Washington (State) -- Ellensburg.
Real estate development.
Land use, Urban -- Washington (State) -- Ellensburg.
In this focused inquiry, students investigate the question How can a fire change a city?
Students engage in a discovery inquiry where they will look at advertisements from before the fire, an article right after the fire, and an article from a month after the fire. Students will develop questions using a questioning strategy after each of the articles. After this, students will write an argument with a clear claim, clear evidence, and sound reasoning. At the end of the lesson, students will do independent research using the questions that they wrote to go deeper into the content.
- Deep read primary sources.
- Develop questions about the sources.
- Write an argument using evidence from the reading.
- Engage in independent research using their questions.
- How Can Fire Change a City Lesson Plan with Activity Sheet (form fillable pdf)
- How can fire change a city? Newspaper Text Set
- From The Ellensburgh Capital:
- Washington State Capitol Park — May 16, 1889 (newspaper advertisement)
- Burned Out — July 8, 1889 (newspaper article)
- Ellensburgh from the Portland Oregonian — August 7, 1889 (newspaper editorial, originally printed in the Portland Oregonian)
- Map of Washington — not provided in this document
- Focused Note Taker Activity Sheet (form fillable pdf)
- How Can Fire Change a City Lesson Plan with Activity Sheet (editable document)
- Focused Note Taker Activity Sheet (editable document)
- SSS2.6-8.1. Create and use research questions to guide inquiry on an issue or event.
- SSS3.6-8.1. Engage in discussion, analyzing multiple viewpoints on public issues.
- H1.6-8.5. Explain how themes and developments have defined eras in Washington state history from 1854 to the present:
- Territory and treaty-making (1854-1889)
- Railroads, reform, immigration, and labor (1889-1930)
- Turmoil and triumph (1930-1974)
- New technologies and industries in contemporary Washington (1975-present)
Staging the Question
Compelling Question: How can a fire change a city?
Note for teachers: For this inquiry you may not want to share the compelling question or the supporting question until students have read all the sources. Part of the purpose of this lesson is to have students discover the impact of the fire on the city of Ellensburg. Keeping the questions for this lesson ambiguous, at first, could create a deeper curiosity in students.
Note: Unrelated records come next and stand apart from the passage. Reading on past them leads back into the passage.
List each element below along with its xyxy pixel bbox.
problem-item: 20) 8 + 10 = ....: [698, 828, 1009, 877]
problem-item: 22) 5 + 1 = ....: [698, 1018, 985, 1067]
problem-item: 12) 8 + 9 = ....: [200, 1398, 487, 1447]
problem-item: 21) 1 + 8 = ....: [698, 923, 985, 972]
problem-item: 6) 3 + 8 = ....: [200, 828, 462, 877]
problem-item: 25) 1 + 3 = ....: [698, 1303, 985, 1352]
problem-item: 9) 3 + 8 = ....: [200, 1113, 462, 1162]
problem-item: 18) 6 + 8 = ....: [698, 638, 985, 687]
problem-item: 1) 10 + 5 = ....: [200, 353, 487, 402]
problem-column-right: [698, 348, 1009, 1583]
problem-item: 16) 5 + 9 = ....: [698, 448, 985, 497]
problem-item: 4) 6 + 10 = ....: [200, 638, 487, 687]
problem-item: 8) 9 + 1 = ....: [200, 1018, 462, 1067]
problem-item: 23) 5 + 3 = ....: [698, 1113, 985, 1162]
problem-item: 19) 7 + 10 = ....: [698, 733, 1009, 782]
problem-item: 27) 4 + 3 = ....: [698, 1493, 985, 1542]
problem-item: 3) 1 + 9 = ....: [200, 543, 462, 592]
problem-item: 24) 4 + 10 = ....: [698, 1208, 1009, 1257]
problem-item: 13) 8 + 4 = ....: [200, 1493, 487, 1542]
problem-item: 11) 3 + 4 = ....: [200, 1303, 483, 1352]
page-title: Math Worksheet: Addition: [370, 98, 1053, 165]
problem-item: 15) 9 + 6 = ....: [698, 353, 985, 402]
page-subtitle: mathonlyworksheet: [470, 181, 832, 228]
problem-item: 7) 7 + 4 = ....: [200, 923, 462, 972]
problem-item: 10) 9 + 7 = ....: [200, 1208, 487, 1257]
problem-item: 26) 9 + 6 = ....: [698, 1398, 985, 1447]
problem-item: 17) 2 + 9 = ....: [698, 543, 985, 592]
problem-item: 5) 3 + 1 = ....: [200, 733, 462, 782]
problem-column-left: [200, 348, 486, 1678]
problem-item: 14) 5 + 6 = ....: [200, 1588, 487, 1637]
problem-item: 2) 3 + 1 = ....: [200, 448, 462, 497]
Formative Performance Task
Supporting Question: Did the fire on July 4, 1889 hurt Ellensburg’s chances of becoming the state capital?
In pairs or small groups, have students look over the newspaper advertisement from May 16, 1889. After they have read it, have students come up with as many questions about the advertisement as they can. Teachers may want to use a strategy such as the Question Formulation Technique from the Right Question Institute or others strategies that help students develop their own questions about a topic. Have students prioritize their questions and share with the class. As a class, you may choose to narrow the number of questions to what makes the most sense for your students. Have the students look at a map of Washington.
Have students come up with a list of positives and negatives for having the state capital in Ellensburg. Have them think about the impact on both the city of Ellensburg and the state as a whole.
Once the students have shared their ideas, introduce the “Burned Out” excerpt from July 8, 1889. Have students read and annotate the document. When they are done, place students in pairs or small groups and have them see if any of their questions have been answered. Then have students use the same question developing strategy/ies to write as many questions as they can. Have students share with the whole class what questions of theirs were answered and any new questions they may have.
After that is done, have students read and annotate the “Ellensburgh” from the Portland Oregonian excerpt. In pairs or small groups, have students see if any of their questions have been answered and, using the same question development strategy, come up with more questions.
As a class, have a discussion around some or all other questions that students have come up with. Not all questions may be answered.
Taking Informed Action
Argument: After students have finished their discussions, have them individually answer the compelling question, how can a fire change a city, using evidence from their readings and discussion. Student responses should include a clear claim, specific evidence, and a well-thought-out reason.
Have students do some research on one of more of the unanswered questions and report out to their class what they have learned.